Although choanal atresia may be approached by either the transpalatal or the transnasal route, improvements in endoscopic and powered instrumentation have made the transnasal approach the first choice for most otolaryngologists. Our preferred approach is as follows and is typically performed using intraoperative image guidance:
Anatomy of the nasal cavity is confirmed endoscopically using a small rigid nasal endoscope. The mucosa overlying the atresia plate is injected with 1% lidocaine with 1 : 100,000 epinephrine, and the nose is briefly packed with pledgets of oxymetazoline.
The patient’s head is placed in extension, and a Crowe–Davis mouth gag suspended on a stack of towels is used to facilitate exposure of the nasopharynx.

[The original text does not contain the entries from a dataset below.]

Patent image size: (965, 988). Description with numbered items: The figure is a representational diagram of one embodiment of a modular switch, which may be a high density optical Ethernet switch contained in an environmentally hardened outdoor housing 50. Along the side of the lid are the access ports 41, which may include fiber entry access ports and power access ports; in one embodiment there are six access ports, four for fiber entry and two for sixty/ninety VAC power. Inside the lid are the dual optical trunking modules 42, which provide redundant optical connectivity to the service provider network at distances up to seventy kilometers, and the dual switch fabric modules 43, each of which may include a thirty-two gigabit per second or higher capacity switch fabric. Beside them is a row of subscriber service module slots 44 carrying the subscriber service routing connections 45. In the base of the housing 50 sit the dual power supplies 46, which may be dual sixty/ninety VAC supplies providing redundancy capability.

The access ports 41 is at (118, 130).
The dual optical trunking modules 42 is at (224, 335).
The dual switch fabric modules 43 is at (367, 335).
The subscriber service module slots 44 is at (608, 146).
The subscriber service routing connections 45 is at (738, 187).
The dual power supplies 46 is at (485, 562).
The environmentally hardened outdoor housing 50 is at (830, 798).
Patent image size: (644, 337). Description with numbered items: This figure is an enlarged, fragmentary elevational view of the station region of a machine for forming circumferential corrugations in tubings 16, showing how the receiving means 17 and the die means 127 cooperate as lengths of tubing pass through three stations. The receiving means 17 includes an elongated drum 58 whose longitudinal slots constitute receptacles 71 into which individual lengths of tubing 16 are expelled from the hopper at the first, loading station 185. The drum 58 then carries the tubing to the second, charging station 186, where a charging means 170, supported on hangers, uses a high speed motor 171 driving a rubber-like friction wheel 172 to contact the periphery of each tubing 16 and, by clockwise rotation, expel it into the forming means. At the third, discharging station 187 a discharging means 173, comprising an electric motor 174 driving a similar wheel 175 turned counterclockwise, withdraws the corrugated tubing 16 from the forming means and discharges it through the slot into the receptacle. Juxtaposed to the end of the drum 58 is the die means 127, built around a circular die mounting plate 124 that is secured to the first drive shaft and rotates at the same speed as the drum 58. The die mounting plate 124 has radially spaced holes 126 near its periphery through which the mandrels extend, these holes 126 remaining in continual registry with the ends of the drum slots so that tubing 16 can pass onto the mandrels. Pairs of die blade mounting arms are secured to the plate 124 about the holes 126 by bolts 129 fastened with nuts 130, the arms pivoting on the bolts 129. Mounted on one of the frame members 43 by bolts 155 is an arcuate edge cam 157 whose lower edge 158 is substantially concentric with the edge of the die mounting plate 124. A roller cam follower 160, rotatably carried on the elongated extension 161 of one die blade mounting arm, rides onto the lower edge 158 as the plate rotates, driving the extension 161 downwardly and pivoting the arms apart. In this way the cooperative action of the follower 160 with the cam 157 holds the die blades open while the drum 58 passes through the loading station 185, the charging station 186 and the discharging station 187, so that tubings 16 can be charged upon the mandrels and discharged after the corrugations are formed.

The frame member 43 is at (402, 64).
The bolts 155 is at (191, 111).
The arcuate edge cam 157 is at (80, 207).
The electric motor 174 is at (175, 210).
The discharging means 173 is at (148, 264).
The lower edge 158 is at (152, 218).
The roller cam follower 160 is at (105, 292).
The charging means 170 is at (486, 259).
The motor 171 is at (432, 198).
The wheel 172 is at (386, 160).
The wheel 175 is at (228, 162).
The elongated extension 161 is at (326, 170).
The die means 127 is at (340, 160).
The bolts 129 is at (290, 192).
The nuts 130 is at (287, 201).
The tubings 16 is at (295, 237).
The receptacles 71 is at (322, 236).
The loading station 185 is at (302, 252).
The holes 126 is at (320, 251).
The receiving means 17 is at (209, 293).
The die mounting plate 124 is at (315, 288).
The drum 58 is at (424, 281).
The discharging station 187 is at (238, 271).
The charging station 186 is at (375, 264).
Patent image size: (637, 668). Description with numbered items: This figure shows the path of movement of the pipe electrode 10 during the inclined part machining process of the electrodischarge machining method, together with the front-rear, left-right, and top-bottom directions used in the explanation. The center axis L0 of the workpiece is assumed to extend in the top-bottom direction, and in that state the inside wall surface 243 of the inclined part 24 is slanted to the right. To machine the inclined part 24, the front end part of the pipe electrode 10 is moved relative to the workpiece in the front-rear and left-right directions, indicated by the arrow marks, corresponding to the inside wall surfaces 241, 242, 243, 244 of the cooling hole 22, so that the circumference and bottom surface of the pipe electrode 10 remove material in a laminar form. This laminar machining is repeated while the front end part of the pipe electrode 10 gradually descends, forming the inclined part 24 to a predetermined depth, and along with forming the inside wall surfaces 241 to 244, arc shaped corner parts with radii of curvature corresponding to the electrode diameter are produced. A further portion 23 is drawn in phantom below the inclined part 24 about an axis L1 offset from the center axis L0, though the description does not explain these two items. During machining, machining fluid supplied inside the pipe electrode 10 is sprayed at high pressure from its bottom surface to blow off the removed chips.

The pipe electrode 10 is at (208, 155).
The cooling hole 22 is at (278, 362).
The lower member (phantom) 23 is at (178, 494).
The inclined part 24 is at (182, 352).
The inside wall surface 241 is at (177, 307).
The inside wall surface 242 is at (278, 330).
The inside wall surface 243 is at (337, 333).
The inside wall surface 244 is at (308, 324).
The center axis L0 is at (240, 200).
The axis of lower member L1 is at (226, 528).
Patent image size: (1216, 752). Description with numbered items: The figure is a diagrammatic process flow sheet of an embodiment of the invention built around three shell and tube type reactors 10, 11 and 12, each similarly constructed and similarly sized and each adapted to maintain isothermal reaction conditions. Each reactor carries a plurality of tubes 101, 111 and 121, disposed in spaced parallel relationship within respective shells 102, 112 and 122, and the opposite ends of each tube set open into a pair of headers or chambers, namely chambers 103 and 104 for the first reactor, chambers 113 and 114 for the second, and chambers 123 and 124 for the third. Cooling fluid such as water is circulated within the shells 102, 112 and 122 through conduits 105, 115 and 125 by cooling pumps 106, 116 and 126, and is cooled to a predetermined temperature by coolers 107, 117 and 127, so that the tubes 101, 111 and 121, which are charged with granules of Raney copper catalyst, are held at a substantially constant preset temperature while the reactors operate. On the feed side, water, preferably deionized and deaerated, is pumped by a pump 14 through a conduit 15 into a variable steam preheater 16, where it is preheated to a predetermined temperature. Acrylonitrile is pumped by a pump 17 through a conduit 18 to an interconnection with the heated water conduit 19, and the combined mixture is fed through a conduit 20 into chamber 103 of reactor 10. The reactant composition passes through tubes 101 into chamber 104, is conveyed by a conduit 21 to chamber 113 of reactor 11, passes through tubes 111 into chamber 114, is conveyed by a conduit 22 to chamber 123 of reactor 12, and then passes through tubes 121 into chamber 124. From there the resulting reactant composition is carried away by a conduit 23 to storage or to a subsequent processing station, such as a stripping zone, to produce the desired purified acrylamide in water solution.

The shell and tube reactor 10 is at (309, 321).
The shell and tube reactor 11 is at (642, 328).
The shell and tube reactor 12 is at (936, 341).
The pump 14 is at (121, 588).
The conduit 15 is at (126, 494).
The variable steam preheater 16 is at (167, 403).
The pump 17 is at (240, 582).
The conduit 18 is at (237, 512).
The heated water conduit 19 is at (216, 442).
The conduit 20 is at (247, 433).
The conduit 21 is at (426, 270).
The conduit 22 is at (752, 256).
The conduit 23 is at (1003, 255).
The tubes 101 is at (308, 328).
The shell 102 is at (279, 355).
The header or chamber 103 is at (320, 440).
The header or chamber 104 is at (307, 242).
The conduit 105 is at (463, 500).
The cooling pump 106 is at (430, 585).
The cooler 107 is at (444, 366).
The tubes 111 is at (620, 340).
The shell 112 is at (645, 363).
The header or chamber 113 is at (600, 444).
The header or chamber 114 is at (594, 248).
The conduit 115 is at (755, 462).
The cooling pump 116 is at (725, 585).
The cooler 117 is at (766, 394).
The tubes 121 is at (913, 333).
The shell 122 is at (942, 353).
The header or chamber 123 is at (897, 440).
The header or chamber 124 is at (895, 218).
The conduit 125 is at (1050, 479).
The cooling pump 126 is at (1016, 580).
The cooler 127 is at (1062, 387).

A 120-degree rod lens telescope is placed in the oral cavity with the palate retracted to directly visualize the atresia plate(s) via the nasopharynx.
A 6-French Van Buren urethral sound is passed into the nasal cavity on one side. Contact between the sound and the atresia plate is confirmed either endoscopically by visualizing the sound through the thin plate or by observing mucosal movement if the plate is thicker.
The atretic plate is perforated with the sound ( Fig. 68.4A ), and the perforation is dilated as much as possible using progressively larger sounds. This procedure is replicated on the contralateral side.